At noon last Saturday I received a frantic call from my friend Jo, who said, “I really think I need your help. The wedding ceremony I am photographing will be spread out over a really large area and the bride expects me to get pictures at two different locations. I can’t be in both places at the same time. I need you to come.”
I countered with, “Can’t you just run?” to which she said, “No!”
I closed my shop, drove home, got my camera and by 2 p.m. I was arriving at scenic Grandview Acres.
Grandview Acres is located in the picturesque Knutsford area that is a short drive south of the City of Kamloops. Their website says, “The Knutsford area has deep roots in the cattle ranching industry dating back to the early 1850s. Part of the old Brigade Trail between Kamloops and Hope was established by the Hudson’s Bay Company for the fur trade to carry the year’s trade south. Homesteaders have been operating their ranches and moving cattle throughout the area since the late 1800s.”
It is a great place for a wedding. Nevertheless, Jo was right. The wedding was really spread out. The wedding couple wanted the usual photos of the bridesmaids and bride coming out of a large building and walking across the mowed meadow. However, moments before the first of four groomsmen started from the same location, the groom and his parents started walking from a small building up on the hill (a good five plus minutes uphill sprint away). They wanted photos of the groom and his parents as they walked through a wrought iron gateway to the ceremony location.
I think I could have easily made that run when I was in my 20s, but it was a hot, mid-30 C cloudless day, and that uphill jaunt was a chore.
Jo had never been to Grandview Acres and had no idea how big that place is. Of course the wedding couple would want those shots, it’s a beautiful place and there has to be good photos of both the bride and the groom in their grand entrance.
I like watching other photographers at work, and after the ceremony I had the time lean against a beautifully restored horse carriage and watch Jo.
Jo is energetic and moved the bridal party several times as she creatively posed each member of the bridal party, changing locations and backgrounds to fit each person.
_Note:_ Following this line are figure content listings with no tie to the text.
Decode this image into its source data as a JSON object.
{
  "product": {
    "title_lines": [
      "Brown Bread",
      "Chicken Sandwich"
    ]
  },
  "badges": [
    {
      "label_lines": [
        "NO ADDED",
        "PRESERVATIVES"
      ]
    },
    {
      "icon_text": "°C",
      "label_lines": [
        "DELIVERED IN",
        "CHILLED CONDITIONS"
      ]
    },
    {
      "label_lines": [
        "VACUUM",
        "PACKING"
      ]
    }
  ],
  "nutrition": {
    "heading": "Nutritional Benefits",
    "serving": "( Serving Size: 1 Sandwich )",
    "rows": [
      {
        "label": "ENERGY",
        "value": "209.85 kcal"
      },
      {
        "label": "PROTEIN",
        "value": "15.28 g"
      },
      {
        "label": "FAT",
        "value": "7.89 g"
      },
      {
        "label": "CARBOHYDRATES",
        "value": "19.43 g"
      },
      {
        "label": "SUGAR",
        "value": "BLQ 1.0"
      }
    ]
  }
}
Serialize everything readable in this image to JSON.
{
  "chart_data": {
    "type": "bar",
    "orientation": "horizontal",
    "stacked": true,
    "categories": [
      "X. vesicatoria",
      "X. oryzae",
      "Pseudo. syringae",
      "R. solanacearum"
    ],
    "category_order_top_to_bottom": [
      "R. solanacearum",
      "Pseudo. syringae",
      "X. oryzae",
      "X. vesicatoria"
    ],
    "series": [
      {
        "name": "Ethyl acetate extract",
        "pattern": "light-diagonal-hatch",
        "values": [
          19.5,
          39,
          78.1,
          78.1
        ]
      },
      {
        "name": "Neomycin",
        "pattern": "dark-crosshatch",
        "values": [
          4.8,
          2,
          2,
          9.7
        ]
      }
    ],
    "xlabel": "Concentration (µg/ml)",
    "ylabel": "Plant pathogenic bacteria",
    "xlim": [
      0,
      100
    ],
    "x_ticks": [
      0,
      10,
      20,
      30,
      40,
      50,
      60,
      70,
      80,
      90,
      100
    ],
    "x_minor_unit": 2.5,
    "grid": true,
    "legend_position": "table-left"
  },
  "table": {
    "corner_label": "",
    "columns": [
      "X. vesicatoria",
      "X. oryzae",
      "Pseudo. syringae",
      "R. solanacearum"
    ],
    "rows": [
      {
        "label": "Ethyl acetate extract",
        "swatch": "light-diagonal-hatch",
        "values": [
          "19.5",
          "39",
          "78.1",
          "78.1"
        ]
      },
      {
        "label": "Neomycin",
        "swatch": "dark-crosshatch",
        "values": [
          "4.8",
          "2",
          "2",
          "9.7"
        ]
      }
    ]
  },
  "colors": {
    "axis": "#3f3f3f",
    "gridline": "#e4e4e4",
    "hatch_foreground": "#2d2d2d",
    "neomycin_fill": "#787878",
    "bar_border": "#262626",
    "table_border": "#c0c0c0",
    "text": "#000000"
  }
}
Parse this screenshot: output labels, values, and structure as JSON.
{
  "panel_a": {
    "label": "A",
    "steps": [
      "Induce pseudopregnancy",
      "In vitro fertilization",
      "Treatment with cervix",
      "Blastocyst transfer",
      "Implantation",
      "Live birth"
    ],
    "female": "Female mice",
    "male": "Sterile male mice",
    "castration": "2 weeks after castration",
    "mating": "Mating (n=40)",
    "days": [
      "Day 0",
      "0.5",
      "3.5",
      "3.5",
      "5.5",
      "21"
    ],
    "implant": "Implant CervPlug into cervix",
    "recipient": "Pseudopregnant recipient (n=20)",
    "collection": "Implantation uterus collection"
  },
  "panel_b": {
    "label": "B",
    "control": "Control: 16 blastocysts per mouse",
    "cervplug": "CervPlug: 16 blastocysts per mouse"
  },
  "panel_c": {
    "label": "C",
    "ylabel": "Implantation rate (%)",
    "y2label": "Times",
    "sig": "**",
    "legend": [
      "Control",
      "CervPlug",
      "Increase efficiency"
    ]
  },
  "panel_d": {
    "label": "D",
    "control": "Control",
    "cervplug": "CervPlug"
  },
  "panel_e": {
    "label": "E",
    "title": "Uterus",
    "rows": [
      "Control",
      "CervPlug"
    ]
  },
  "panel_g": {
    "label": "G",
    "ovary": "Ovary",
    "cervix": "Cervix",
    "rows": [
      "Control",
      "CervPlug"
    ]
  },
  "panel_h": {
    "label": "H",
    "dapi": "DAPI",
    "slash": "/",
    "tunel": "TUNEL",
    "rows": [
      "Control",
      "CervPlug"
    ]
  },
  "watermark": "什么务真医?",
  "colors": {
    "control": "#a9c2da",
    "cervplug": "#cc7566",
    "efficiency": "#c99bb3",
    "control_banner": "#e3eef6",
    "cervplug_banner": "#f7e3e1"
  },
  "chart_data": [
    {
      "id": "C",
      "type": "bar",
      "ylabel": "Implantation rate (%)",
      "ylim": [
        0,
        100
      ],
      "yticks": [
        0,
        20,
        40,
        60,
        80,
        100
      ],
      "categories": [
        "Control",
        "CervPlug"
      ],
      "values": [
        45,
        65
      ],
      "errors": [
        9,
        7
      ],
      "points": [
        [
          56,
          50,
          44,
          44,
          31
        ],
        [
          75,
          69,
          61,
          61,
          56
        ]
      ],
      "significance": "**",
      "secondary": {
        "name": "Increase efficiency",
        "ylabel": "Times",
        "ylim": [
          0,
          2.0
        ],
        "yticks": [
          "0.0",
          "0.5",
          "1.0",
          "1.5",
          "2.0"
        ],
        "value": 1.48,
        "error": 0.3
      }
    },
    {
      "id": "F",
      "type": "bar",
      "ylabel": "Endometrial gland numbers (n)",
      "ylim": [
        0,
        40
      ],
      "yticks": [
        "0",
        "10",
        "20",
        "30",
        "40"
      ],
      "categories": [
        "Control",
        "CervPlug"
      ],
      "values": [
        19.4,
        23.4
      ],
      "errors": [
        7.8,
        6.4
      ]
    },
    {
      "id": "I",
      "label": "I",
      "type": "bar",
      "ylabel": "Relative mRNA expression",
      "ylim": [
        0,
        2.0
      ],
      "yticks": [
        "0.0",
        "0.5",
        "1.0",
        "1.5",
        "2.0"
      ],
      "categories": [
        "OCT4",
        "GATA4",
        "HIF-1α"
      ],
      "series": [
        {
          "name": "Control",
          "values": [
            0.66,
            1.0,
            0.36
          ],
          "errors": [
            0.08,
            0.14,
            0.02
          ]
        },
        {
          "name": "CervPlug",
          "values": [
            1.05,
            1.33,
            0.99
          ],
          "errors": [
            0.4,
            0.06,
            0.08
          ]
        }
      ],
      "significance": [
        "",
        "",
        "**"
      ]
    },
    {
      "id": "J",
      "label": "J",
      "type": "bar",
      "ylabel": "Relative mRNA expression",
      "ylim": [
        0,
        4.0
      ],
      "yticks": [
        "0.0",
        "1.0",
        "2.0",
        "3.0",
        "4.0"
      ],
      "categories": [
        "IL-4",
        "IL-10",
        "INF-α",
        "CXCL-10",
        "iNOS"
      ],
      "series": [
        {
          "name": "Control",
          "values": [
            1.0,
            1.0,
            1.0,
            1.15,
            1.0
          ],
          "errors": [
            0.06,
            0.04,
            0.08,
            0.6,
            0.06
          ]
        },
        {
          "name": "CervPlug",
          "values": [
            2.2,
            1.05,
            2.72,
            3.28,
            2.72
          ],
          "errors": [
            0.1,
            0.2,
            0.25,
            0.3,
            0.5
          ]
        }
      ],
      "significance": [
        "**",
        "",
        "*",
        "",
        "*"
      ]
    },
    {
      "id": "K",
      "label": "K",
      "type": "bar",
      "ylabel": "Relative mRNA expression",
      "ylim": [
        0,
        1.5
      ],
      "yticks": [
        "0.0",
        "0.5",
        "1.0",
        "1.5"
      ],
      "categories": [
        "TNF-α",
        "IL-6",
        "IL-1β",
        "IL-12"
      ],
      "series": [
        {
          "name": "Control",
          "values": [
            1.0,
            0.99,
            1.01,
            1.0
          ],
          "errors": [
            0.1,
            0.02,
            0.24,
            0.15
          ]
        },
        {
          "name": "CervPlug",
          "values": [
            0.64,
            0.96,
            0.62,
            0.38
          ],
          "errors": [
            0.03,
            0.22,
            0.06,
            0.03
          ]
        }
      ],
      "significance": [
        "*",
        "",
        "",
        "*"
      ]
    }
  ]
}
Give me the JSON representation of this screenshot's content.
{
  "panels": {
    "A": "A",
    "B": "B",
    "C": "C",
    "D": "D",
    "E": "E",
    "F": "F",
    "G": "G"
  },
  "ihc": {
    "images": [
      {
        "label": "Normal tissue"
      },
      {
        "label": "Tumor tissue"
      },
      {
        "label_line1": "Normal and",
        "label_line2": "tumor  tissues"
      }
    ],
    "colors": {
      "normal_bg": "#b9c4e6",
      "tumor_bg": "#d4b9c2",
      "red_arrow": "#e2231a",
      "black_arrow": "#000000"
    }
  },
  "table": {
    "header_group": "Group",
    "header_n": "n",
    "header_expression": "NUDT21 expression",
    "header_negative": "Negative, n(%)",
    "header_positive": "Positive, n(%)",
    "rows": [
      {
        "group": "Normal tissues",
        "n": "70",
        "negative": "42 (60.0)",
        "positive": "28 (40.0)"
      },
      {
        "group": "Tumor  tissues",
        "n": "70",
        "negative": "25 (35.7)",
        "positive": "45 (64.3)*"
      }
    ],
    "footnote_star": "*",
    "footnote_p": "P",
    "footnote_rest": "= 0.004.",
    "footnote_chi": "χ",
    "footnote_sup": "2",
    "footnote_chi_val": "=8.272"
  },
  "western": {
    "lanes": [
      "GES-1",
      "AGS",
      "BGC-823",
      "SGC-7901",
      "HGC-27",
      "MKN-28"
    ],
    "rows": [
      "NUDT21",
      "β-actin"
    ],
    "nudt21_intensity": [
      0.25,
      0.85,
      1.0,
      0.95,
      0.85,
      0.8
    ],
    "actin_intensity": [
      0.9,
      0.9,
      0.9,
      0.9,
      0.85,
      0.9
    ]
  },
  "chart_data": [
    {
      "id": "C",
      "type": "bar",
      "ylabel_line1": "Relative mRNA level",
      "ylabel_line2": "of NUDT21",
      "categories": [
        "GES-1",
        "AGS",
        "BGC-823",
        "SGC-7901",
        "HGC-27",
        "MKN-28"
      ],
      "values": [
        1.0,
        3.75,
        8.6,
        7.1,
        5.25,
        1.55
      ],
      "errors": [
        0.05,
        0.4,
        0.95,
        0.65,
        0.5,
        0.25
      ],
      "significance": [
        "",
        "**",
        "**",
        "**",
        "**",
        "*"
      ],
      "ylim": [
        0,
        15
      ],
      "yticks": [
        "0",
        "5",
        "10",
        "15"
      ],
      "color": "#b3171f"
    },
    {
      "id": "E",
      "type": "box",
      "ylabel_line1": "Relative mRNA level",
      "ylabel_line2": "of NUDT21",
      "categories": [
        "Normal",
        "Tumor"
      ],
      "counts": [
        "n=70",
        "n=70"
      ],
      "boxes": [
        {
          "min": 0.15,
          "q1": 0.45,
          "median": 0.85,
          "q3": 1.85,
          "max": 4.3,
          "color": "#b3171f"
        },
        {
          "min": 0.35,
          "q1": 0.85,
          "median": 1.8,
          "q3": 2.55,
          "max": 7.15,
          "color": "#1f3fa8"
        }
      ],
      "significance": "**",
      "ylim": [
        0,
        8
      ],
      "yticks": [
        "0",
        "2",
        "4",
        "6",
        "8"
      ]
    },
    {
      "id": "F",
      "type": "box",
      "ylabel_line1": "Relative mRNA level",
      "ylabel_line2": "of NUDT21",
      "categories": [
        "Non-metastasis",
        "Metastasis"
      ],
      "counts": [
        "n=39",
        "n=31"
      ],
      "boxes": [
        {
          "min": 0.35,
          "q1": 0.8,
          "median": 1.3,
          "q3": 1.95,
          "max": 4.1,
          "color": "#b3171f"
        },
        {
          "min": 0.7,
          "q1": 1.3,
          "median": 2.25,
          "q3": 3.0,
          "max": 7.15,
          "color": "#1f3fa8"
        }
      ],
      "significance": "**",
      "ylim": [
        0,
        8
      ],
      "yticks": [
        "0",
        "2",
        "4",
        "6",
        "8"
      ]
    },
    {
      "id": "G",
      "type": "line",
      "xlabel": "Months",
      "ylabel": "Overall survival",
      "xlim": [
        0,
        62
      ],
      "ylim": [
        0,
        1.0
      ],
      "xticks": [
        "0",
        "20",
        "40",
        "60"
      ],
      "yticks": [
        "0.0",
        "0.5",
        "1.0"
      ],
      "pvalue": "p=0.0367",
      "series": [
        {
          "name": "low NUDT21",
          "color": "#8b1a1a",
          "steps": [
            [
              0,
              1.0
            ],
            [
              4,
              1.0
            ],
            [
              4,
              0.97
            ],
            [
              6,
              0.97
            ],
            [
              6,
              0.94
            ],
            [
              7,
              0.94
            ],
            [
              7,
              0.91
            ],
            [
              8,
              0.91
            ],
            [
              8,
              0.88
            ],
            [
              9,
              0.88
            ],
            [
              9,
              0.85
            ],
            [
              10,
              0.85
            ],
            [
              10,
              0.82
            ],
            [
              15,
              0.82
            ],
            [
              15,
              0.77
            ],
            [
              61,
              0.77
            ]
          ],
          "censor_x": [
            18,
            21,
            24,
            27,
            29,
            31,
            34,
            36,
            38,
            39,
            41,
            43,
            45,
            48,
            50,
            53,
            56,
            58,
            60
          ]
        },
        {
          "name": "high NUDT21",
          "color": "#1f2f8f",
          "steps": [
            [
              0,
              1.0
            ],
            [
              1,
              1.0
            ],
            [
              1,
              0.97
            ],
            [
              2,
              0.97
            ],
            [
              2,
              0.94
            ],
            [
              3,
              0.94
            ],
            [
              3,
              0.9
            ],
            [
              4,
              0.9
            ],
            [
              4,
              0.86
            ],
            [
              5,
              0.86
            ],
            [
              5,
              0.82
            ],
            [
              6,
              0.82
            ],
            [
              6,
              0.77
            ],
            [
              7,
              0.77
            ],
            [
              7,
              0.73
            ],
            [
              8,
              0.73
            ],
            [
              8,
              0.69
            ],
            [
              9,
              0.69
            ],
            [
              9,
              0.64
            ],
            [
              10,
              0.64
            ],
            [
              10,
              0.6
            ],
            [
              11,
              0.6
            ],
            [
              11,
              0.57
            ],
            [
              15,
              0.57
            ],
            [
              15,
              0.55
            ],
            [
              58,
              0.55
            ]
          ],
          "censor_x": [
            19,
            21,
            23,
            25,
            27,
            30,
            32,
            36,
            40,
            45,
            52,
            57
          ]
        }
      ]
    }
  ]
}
Her shooting positions were rarely at eye level and often she would place the camera at ground level. The Nikon DSLR she uses has an articulating LCD screen that is touch focus, touch metering, and touch shutter release.
I showed up with a 24-120mm lens. I like that versatile lens for events like weddings, not only can I shoot wide, but when I need portraiture the long 120mm focal length is perfect.
Jo is not even “sort of content” with one lens. She was constantly changing lenses. There were the long shots with a 70-200mm. Then more intimate images with a 24-70mm. She would move in close, or back off for extreme wide photos with a 14-24mm, and then move in with an ever so sharp 35mm (gosh the background becomes smooth with that lens).
I was there to help with photos of the wedding ceremony, then afterwards that there wasn’t really anything for me to do. I hung around and looked for interesting shadows and light coming from the afternoon sun to use in photos, and talked with people from the wedding party as I waited for the reception to start. They told me they would make their entrance by dancing around their guests tables and that there would be confetti blasters when the newlyweds came in, and I thought it would be fun to photograph that.
The reception started, and then there would be photos of the head table, speakers, the newlyweds kissing when someone clinked their glass, more dancing and finally the cake cutting all easy for a practiced photographer like Jo to cover, so I said my goodbyes and headed home.
Stay safe and be creative. These are my thoughts for this week.